Finish off a plate of hamachi sashimi or negitoro-maki at any sushi bar and you'll most likely have the option to bite into the colorful, chilled dessert that has come to be known as Mochi Ice Cream. With flavors ranging from Green Tea, Strawberry to Mango – these plump balls of ice cream can be found on the plates of diners at Sasabune to the freezers of Mitsuwa Market and most recently, stacked beside a tub of French Vanilla ice cream at your local Trader Joes. What is slowly becoming accepted as a charmingly sized, crossbred dessert was first introduced to Americans through Little Tokyo's veteran Japanese confectionary store, Mikawaya. This year is the store's 100th anniversary.

The Japanese dessert store, nestled in the belly of Little Tokyo's revived Japanese Village Plaza, maintains a steady stream of daily admirers stopping by for an after dinner snack. Mikawaya specializes in wagashi or traditional Japanese confectionary, which often include the usual suspects: mochi, azuki and a cup of hot green tea. Besides the azuki stuffed manjus and kinako-drenched mochi, since 1994, the wagashi-ya has taken Japanese rice cake and fused it with an American favorite: ice cream.

Mochi at Mikawaya; Credit: A. Scattergood

Mochi at Mikawaya; Credit: A. Scattergood

Although not the first to think of fusing rice cake and ice cream — that honor goes to Lotte, creators of the slightly more marshmellowy and powder-laced Yukimi Daifuku — Americans can thank Mikawaya for gradually introducing the increasingly popular mochi ice cream and traditional wagashi to Americans.

In the early 1900s, two Japanese entrepreneurs first opened Mikawaya's doors in Little Tokyo. Ryuzaburo Hashimoto purchased the bakery in 1910 and soon Koroku and Haru Hasimoto took over their uncle's business hoping to supply Japanese immigrants and Californians alternatives to chocolate and apple pie. The couple ran the store until they were forced to close its doors in 1942 when the Hashimotos were relocated to an internment camp in Poston, Arizona during World War II under Executive Order 9066.

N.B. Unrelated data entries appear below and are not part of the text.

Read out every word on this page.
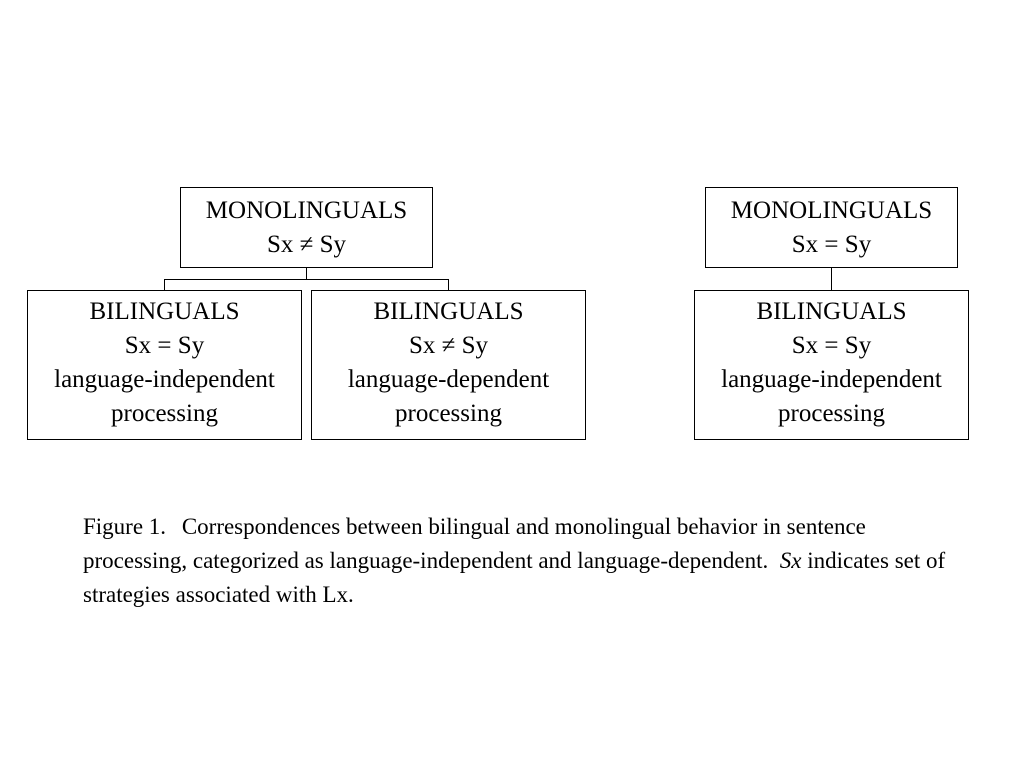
MONOLINGUALS
Sx ≠ Sy
BILINGUALS
Sx = Sy
language-independent
processing
BILINGUALS
Sx ≠ Sy
language-dependent
processing
MONOLINGUALS
Sx = Sy
BILINGUALS
Sx = Sy
language-independent
processing
Figure 1. Correspondences between bilingual and monolingual behavior in sentence processing, categorized as language-independent and language-dependent. Sx indicates set of strategies associated with Lx.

After the war, the Hashimotos returned to Little Tokyo and reopened Mikawaya bringing home with them their new daughter, Frances, who was born during the relocation. Frances would later take over the business and expand Mikawaya to include three additional retail stores in L.A. County and a store in one of the best cities to eat Japanese – Honolulu, Hawaii. Under the guidance of Frances and her husband, Mikawaya would begin to sell Mochi Ice Cream and their menu would eventually include inventive gelato flavors from plum wine to Kona coffee and mochilato – a ball of gelato covered in a thin mochi covering.

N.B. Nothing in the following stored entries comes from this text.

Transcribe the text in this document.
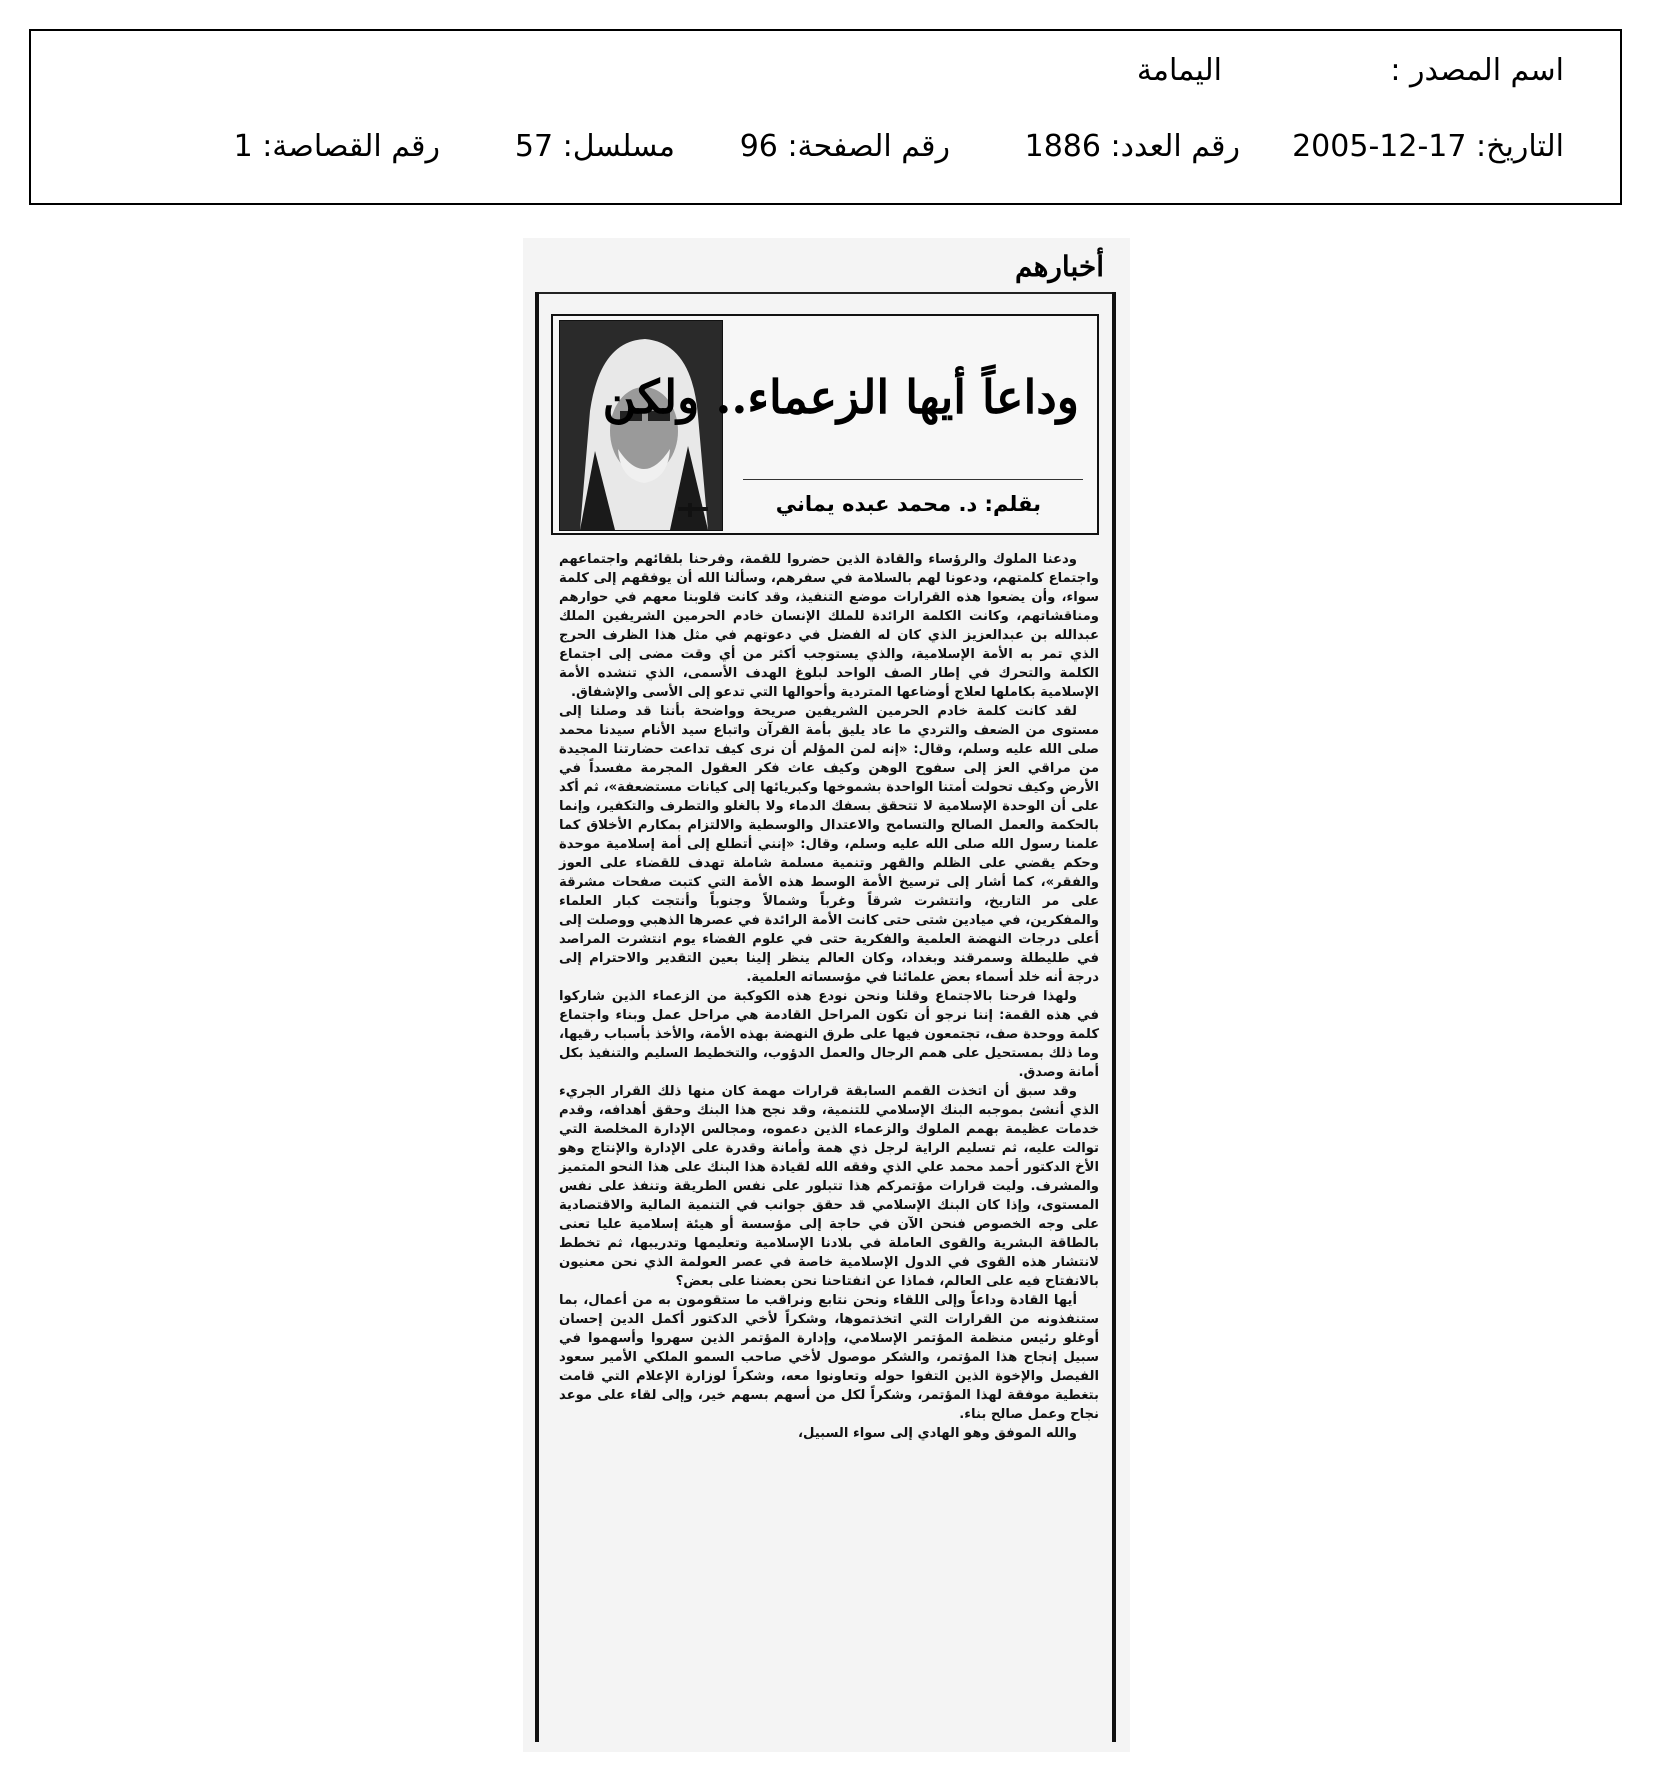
اسم المصدر :
اليمامة
التاريخ: 17-12-2005
رقم العدد: 1886
رقم الصفحة: 96
مسلسل: 57
رقم القصاصة: 1
أخبارهم
وداعاً أيها الزعماء.. ولكن
بقلم: د. محمد عبده يماني

ودعنا الملوك والرؤساء والقادة الذين حضروا للقمة، وفرحنا بلقائهم واجتماعهم واجتماع كلمتهم، ودعونا لهم بالسلامة في سفرهم، وسألنا الله أن يوفقهم إلى كلمة سواء، وأن يضعوا هذه القرارات موضع التنفيذ، وقد كانت قلوبنا معهم في حوارهم ومناقشاتهم، وكانت الكلمة الرائدة للملك الإنسان خادم الحرمين الشريفين الملك عبدالله بن عبدالعزيز الذي كان له الفضل في دعوتهم في مثل هذا الظرف الحرج الذي تمر به الأمة الإسلامية، والذي يستوجب أكثر من أي وقت مضى إلى اجتماع الكلمة والتحرك في إطار الصف الواحد لبلوغ الهدف الأسمى، الذي تنشده الأمة الإسلامية بكاملها لعلاج أوضاعها المتردية وأحوالها التي تدعو إلى الأسى والإشفاق.

لقد كانت كلمة خادم الحرمين الشريفين صريحة وواضحة بأننا قد وصلنا إلى مستوى من الضعف والتردي ما عاد يليق بأمة القرآن واتباع سيد الأنام سيدنا محمد صلى الله عليه وسلم، وقال: «إنه لمن المؤلم أن نرى كيف تداعت حضارتنا المجيدة من مراقي العز إلى سفوح الوهن وكيف عاث فكر العقول المجرمة مفسداً في الأرض وكيف تحولت أمتنا الواحدة بشموخها وكبريائها إلى كيانات مستضعفة»، ثم أكد على أن الوحدة الإسلامية لا تتحقق بسفك الدماء ولا بالغلو والتطرف والتكفير، وإنما بالحكمة والعمل الصالح والتسامح والاعتدال والوسطية والالتزام بمكارم الأخلاق كما علمنا رسول الله صلى الله عليه وسلم، وقال: «إنني أتطلع إلى أمة إسلامية موحدة وحكم يقضي على الظلم والقهر وتنمية مسلمة شاملة تهدف للقضاء على العوز والفقر»، كما أشار إلى ترسيخ الأمة الوسط هذه الأمة التي كتبت صفحات مشرقة على مر التاريخ، وانتشرت شرقاً وغرباً وشمالاً وجنوباً وأنتجت كبار العلماء والمفكرين، في ميادين شتى حتى كانت الأمة الرائدة في عصرها الذهبي ووصلت إلى أعلى درجات النهضة العلمية والفكرية حتى في علوم الفضاء يوم انتشرت المراصد في طليطلة وسمرقند وبغداد، وكان العالم ينظر إلينا بعين التقدير والاحترام إلى درجة أنه خلد أسماء بعض علمائنا في مؤسساته العلمية.

ولهذا فرحنا بالاجتماع وقلنا ونحن نودع هذه الكوكبة من الزعماء الذين شاركوا في هذه القمة: إننا نرجو أن تكون المراحل القادمة هي مراحل عمل وبناء واجتماع كلمة ووحدة صف، تجتمعون فيها على طرق النهضة بهذه الأمة، والأخذ بأسباب رقيها، وما ذلك بمستحيل على همم الرجال والعمل الدؤوب، والتخطيط السليم والتنفيذ بكل أمانة وصدق.

وقد سبق أن اتخذت القمم السابقة قرارات مهمة كان منها ذلك القرار الجريء الذي أنشئ بموجبه البنك الإسلامي للتنمية، وقد نجح هذا البنك وحقق أهدافه، وقدم خدمات عظيمة بهمم الملوك والزعماء الذين دعموه، ومجالس الإدارة المخلصة التي توالت عليه، ثم تسليم الراية لرجل ذي همة وأمانة وقدرة على الإدارة والإنتاج وهو الأخ الدكتور أحمد محمد علي الذي وفقه الله لقيادة هذا البنك على هذا النحو المتميز والمشرف. وليت قرارات مؤتمركم هذا تتبلور على نفس الطريقة وتنفذ على نفس المستوى، وإذا كان البنك الإسلامي قد حقق جوانب في التنمية المالية والاقتصادية على وجه الخصوص فنحن الآن في حاجة إلى مؤسسة أو هيئة إسلامية عليا تعنى بالطاقة البشرية والقوى العاملة في بلادنا الإسلامية وتعليمها وتدريبها، ثم تخطط لانتشار هذه القوى في الدول الإسلامية خاصة في عصر العولمة الذي نحن معنيون بالانفتاح فيه على العالم، فماذا عن انفتاحنا نحن بعضنا على بعض؟

أيها القادة وداعاً وإلى اللقاء ونحن نتابع ونراقب ما ستقومون به من أعمال، بما ستنفذونه من القرارات التي اتخذتموها، وشكراً لأخي الدكتور أكمل الدين إحسان أوغلو رئيس منظمة المؤتمر الإسلامي، وإدارة المؤتمر الذين سهروا وأسهموا في سبيل إنجاح هذا المؤتمر، والشكر موصول لأخي صاحب السمو الملكي الأمير سعود الفيصل والإخوة الذين التفوا حوله وتعاونوا معه، وشكراً لوزارة الإعلام التي قامت بتغطية موفقة لهذا المؤتمر، وشكراً لكل من أسهم بسهم خير، وإلى لقاء على موعد نجاح وعمل صالح بناء.

والله الموفق وهو الهادي إلى سواء السبيل،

From humble beginnings, the Little Tokyo confectionary, now in it's 100th year of business, has successfully taken what the Japanese believe to be the most Japanese of things in their culture – wagashi – and has created a unique hybrid dessert that seems to be moving people in a good direction – all the way to the dessert menu at their favorite sushi bar and the freezer section of their local market.